3. Societal impact (2008 — present)

Industrial applications in large scale show that HiP-HOPS speeds up the safety analysis process by automating part of it and thus enabling multiple iterations of safety analysis that help to improve the design of safe systems. The impact on safety improvements is difficult to quantify at this stage, but users largely agree (see industrial contributions to publications and sources to corroborate impact 6-9) that the process significantly improves classical safety analysis and influences positively the safety of systems which can in turn significantly reduce risks of life losses as well as property and environment damages caused by system failures

Sources to corroborate the impact

All references to organisations below are supported by factual statements.

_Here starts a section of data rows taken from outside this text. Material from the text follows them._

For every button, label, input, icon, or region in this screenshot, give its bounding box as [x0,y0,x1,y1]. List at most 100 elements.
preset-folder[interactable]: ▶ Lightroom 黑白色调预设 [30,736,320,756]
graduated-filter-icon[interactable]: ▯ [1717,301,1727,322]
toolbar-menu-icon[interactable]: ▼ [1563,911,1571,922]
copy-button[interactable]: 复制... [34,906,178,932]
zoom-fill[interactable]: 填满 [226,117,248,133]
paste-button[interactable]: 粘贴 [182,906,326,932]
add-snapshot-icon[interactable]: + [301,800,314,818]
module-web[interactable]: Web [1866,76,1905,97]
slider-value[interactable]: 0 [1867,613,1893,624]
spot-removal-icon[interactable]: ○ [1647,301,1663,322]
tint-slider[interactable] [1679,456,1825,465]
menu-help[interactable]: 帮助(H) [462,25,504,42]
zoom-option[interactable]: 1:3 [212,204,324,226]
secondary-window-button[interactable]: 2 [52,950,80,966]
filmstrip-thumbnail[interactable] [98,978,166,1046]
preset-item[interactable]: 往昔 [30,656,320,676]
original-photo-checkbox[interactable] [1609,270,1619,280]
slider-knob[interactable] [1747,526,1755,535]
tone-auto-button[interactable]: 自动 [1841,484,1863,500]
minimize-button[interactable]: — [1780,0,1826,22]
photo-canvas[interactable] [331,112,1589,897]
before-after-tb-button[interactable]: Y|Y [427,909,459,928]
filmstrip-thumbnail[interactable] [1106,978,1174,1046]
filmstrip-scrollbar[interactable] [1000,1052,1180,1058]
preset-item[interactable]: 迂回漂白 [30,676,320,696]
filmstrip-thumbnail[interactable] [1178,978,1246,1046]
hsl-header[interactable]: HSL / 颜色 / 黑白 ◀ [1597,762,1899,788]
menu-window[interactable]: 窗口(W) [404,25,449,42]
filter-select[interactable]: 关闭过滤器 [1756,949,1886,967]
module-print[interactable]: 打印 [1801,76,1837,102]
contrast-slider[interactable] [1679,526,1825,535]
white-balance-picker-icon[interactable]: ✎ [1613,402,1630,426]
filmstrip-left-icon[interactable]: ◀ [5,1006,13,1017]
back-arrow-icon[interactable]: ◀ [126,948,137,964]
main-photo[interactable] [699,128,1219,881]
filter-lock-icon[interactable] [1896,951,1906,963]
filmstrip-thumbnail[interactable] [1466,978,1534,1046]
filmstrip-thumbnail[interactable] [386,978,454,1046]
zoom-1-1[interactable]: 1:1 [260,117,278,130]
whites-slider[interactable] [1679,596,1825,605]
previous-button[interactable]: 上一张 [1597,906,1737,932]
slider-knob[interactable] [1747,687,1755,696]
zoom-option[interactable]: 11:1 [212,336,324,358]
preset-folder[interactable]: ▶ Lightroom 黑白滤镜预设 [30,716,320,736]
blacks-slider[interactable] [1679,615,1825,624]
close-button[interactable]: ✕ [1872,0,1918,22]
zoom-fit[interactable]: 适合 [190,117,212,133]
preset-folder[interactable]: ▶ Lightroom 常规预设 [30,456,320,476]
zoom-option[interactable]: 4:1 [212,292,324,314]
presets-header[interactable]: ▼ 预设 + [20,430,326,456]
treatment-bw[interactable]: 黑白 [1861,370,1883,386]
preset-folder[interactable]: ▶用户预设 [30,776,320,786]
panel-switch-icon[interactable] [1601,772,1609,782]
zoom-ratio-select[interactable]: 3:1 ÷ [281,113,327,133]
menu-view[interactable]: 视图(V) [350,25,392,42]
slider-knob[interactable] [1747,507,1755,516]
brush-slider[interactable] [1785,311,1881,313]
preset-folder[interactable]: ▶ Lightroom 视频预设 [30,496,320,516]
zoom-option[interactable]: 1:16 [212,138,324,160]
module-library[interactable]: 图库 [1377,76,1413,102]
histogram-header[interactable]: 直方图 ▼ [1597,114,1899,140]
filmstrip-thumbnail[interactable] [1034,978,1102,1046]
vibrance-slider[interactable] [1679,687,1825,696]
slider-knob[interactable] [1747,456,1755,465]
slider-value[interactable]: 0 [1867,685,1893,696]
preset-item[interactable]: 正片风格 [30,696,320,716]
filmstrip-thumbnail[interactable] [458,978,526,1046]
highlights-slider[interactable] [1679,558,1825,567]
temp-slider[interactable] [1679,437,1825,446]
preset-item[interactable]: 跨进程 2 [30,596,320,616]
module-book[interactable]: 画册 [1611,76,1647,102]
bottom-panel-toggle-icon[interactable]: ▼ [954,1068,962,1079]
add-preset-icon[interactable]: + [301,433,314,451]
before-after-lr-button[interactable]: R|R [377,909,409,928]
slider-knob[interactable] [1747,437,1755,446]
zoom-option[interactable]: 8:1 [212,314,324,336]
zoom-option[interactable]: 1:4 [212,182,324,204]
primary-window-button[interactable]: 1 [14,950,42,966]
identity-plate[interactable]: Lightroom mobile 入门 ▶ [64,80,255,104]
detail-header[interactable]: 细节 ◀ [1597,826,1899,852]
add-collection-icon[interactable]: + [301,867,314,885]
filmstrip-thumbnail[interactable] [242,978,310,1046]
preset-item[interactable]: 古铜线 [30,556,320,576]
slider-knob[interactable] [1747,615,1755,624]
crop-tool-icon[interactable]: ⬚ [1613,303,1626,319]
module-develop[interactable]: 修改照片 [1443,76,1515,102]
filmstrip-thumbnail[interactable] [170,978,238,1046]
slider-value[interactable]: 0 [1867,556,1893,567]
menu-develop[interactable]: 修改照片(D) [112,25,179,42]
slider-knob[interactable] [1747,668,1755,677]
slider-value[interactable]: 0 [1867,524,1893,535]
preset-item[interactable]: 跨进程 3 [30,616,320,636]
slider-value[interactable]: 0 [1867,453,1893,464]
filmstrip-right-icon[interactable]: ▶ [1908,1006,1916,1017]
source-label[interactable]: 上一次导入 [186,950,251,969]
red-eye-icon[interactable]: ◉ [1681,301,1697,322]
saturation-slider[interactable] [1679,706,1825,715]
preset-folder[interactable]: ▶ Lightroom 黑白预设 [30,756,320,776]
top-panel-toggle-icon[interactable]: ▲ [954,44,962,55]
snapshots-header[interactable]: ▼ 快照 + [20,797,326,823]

  1. Contribution to the specification of the EAST-ADL language (Hull is central in EU projects where language was defined see http://www.atesst.org and http://www.maenad.eu, founding members of the EAST-ADL association, Papadopoulos is among two academics sitting on the 5-member association board, and HiP-HOPS is one of EAST-ADL supporting tools see association website http://www.east-adl.info/)
  2. Influence of HiP-HOPS is the new AUTOMOTIVE safety standard, Member of ISO Committee
  3. Commercialisation of HiP-HOPS with ITI GmbH (Commercialisation Agreement available on request from University of Hull).
  4. Commercialisation of HiP-HOPS with ALL4TEC (Sublicensing and distribution agreement available on request from University of Hull).
  5. Data to corroborate the value of sales of HiP-HOPS (Can be provided by University of Hull).
  6. Impact on Japanese industry — experience with large clients of HiP-HOPS, testimony by Managing Director of commercialisation partner (ITI GmbH), Germany.
  7. Impact on automotive sector (BOSCH), Functional Safety Manager, Bosch Automotive (Tier 1 supplier), Germany.
  8. Impact on aerospace sector (EMBRAER), Manager responsible for Modelling and Simulation in Embraer and project Leader of in-house developed HiP-HOPS tool.
  9. Impact on shipping sector (GERMANISCHER LLOYD), Head of Department Strategic Research, Germanischer Lloyd.